- Born: 1987 (age 38–39) Laghman, Afghanistan
- Allegiance: Islamic Republic of Afghanistan
- Rank: Staff sergeant
- Unit: Afghanistan National Army

= Isa Khan Laghmani =

Isa Khan Laghmani (عیسی‌خان لغماني, born 1987) is soldier of the Afghanistan National Army. He was called the hero of Afghanistan after he killed 6 suicide attackers alone in the Kabul Parliament attack on June 22, 2015.

==Kabul Parliament attack==
On June 22, 2015, the Taliban detonated a car bomb outside the National Assembly in Kabul, and Taliban fighters attacked the building with assault rifles and RPGs. A Taliban fighter driving a car loaded with explosives managed to get through security checkpoints before detonating the vehicle outside the parliament's gates. Six Taliban insurgents with AK-47 rifles and RPGs took up positions in a construction site nearby. Members of Parliament were evacuated to safety, while security forces battled the insurgents in a two-hour gun battle. Afghan Interior Ministry spokesman Sediq Sediqqi said all seven attackers were killed by police and no MPs were wounded.

The UN mission in Afghanistan said a woman and a child were killed in the attack, and forty civilians were injured. Taliban spokesman Zabiullah Mujahid claimed responsibility for the attack, saying that it was timed to coincide with a parliamentary speech of the new defense minister Mohammed Masoom Stanekzai. Lieutenant General Abdul Rahman Rahimi, Kabul's Chief of Police, said that the police will investigate how the attackers got so close to parliament.
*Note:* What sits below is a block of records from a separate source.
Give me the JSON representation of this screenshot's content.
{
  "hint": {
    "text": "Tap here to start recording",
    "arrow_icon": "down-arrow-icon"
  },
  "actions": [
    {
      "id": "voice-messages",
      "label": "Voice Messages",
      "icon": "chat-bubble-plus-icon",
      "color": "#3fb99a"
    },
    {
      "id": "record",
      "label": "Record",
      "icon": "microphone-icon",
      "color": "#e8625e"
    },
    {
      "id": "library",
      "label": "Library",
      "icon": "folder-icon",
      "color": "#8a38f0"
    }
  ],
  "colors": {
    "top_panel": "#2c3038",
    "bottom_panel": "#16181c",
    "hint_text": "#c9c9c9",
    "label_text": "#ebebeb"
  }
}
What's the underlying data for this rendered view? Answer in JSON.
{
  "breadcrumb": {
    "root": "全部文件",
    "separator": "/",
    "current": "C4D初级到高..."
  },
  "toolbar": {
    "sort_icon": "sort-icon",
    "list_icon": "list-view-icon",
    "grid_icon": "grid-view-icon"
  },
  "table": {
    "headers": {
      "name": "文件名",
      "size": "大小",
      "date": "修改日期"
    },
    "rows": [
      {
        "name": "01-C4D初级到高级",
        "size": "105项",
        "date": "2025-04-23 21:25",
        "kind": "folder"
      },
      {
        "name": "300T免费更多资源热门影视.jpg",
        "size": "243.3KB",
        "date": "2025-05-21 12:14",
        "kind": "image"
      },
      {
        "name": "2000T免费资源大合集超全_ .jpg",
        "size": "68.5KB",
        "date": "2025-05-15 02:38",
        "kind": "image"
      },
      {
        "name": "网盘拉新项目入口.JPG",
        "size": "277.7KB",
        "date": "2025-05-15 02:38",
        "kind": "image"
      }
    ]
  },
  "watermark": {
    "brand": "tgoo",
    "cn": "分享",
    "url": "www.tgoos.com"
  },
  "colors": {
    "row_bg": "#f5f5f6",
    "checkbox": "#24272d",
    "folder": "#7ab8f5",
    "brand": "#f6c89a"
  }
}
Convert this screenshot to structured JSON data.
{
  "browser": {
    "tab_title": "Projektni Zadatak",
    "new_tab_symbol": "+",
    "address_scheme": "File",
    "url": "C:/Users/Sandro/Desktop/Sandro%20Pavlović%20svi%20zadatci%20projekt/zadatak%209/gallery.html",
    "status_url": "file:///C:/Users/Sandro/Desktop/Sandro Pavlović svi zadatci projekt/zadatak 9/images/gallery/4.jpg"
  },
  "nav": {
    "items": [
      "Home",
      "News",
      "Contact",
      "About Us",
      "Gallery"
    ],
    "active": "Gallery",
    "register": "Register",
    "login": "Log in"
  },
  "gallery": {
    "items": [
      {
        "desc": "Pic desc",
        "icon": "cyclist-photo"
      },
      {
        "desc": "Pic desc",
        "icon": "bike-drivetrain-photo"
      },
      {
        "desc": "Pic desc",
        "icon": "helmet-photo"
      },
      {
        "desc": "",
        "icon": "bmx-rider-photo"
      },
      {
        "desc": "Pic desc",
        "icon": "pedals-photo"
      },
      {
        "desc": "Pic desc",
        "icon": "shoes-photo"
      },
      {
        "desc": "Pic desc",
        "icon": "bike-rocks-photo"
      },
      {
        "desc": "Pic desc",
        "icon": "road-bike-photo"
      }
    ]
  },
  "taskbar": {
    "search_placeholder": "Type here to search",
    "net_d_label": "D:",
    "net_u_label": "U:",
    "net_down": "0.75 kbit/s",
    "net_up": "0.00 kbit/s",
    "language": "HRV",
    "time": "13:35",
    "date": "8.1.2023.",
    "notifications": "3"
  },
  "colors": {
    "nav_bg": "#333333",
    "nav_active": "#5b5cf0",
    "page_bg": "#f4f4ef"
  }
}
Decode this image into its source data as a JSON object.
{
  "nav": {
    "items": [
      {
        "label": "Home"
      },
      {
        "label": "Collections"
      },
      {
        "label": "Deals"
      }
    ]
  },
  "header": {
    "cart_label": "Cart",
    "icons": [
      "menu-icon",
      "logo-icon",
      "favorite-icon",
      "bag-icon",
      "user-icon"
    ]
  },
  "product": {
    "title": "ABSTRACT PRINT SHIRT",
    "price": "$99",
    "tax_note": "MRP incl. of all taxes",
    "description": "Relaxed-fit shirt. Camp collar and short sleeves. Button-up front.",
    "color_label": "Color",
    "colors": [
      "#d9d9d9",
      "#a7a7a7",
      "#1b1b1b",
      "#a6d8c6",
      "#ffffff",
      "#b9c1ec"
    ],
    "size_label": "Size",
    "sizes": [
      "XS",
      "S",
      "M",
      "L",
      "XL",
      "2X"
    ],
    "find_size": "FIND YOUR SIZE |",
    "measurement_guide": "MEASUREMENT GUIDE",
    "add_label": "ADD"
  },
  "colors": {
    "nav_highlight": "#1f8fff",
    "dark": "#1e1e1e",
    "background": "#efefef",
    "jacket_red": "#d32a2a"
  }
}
===Killing of 6 attackers===
Afghan National Army staff sergeant Isa Khan Laghmani is believed to have killed three insurgents attempting to storm the parliament in the attack.

===President and chief executive officer awards===

He was praised by Mohammad Ashraf Ghani for his actions. Posters with Khan's face have appeared in the capital, in what has been described as a "rare spontaneous show of support" for the country's security forces.